Varios cientos de personas, incluyendo muchos familiares y amistades que apoyaban a los nuevos diáconos, asistieron a la misa.

Los siete nuevos diáconos, todos con años de servicio fiel en sus comunidades parroquiales, son:

Diácono Martin Asiamah, de 46 años, feligrés de la parroquia de San Lucas en el Bronx. Ha trabajado para la compañía Tiffany y ahora trabaja para la aseguradora New York Life Insurance. Él y su esposa Rita tienen cuatro hijos.

Diácono Fernando Cortés, de 58, feligrés de la parroquia de San Bernardo en White Plains. Es dueño de un negocio de control de plagas. Él y su esposa Sidia son padres de dos.

Diácono Stephen DiGangi, 68, feligrés de la parroquia de Santa María de la Asunción en Katonah. Recientemente se jubiló de las escuelas Katonah Lewisboro. Él y su esposa Elizabeth son padres de cinco y abuelos de seis.

Diácono John Hum, de 66, feligrés de San Eugenio en Yonkers. Está jubilado de la industria de servicios financieros.
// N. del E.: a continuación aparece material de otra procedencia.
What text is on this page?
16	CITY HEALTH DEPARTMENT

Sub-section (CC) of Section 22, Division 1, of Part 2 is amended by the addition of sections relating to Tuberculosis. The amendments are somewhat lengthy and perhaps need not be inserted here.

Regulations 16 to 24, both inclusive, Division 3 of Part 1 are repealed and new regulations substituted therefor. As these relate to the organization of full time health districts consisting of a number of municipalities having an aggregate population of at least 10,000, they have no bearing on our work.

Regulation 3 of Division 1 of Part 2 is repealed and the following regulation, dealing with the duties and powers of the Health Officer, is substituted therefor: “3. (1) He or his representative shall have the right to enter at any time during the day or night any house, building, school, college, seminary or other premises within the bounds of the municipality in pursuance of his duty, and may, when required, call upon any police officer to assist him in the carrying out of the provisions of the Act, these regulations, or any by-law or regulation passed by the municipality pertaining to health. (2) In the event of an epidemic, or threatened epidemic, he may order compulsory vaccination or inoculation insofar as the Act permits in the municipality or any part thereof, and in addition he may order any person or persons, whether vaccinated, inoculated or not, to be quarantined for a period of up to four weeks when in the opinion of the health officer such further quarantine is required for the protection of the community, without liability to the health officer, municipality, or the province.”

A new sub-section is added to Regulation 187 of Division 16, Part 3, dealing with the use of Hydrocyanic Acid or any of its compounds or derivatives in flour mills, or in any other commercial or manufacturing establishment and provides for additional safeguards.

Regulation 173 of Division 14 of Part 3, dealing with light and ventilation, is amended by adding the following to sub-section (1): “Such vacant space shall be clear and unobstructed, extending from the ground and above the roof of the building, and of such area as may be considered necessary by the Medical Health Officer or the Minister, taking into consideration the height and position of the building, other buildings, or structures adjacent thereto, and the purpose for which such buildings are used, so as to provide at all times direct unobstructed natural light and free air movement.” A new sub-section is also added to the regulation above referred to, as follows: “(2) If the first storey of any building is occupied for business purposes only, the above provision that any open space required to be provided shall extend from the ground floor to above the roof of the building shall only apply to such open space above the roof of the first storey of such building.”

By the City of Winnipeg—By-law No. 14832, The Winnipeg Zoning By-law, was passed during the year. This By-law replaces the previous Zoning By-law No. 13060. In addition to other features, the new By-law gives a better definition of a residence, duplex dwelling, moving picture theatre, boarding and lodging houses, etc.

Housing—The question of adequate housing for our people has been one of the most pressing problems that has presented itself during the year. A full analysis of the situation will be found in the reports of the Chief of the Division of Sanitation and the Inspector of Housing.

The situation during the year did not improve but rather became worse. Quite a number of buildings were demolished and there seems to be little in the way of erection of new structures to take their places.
Diácono Walter López, de 62 años, feligrés de la parroquia de Santa Isabel Ana Seton en Shrub Oak. Es un detective jubilado del departamento de la policía de Nueva York. Él y su esposa Rose son padres de dos.

Diácono Juan Martínez, 47, feligrés de San Vito y la Santísima Trinidad en Mamaroneck. Es un trabajador social administrativo del Montefiore Medical Center. Él y su esposa Katya tienen dos hijos.

Diácono Joseph F. Schiavone, de 65, feligrés de la parroquia de la Sagrada Familia en Staten Island. Trabajó para la ciudad de Nueva York como diseñador arquitectónico. Él y su esposa Fran tienen tres hijos.

“Me siento muy bendecido. Doy gracias a Dios por este momento”, dijo el Diácono Martínez a Catholic New York después de la misa. “Y doy gracias a la Iglesia en Nueva York y a mi parroquia, a todos en la comunidad por su amor y apoyo”.

El Diácono Martínez agregó: “Este es un gran día, especialmente después del año pasado con la pandemia. La homilía fue perfecta; todos estamos llamados a servir; para servir a los enfermos, a los pobres, a todos los necesitados”.

El Diácono DiGangi, en una entrevista, dijo: “Este día especial está lleno de gozo, con el Espíritu Santo que ha venido sobre mí y me ha empoderado para dar a la comunidad para servir a la gente de mi parroquia y a la gente de Nueva York".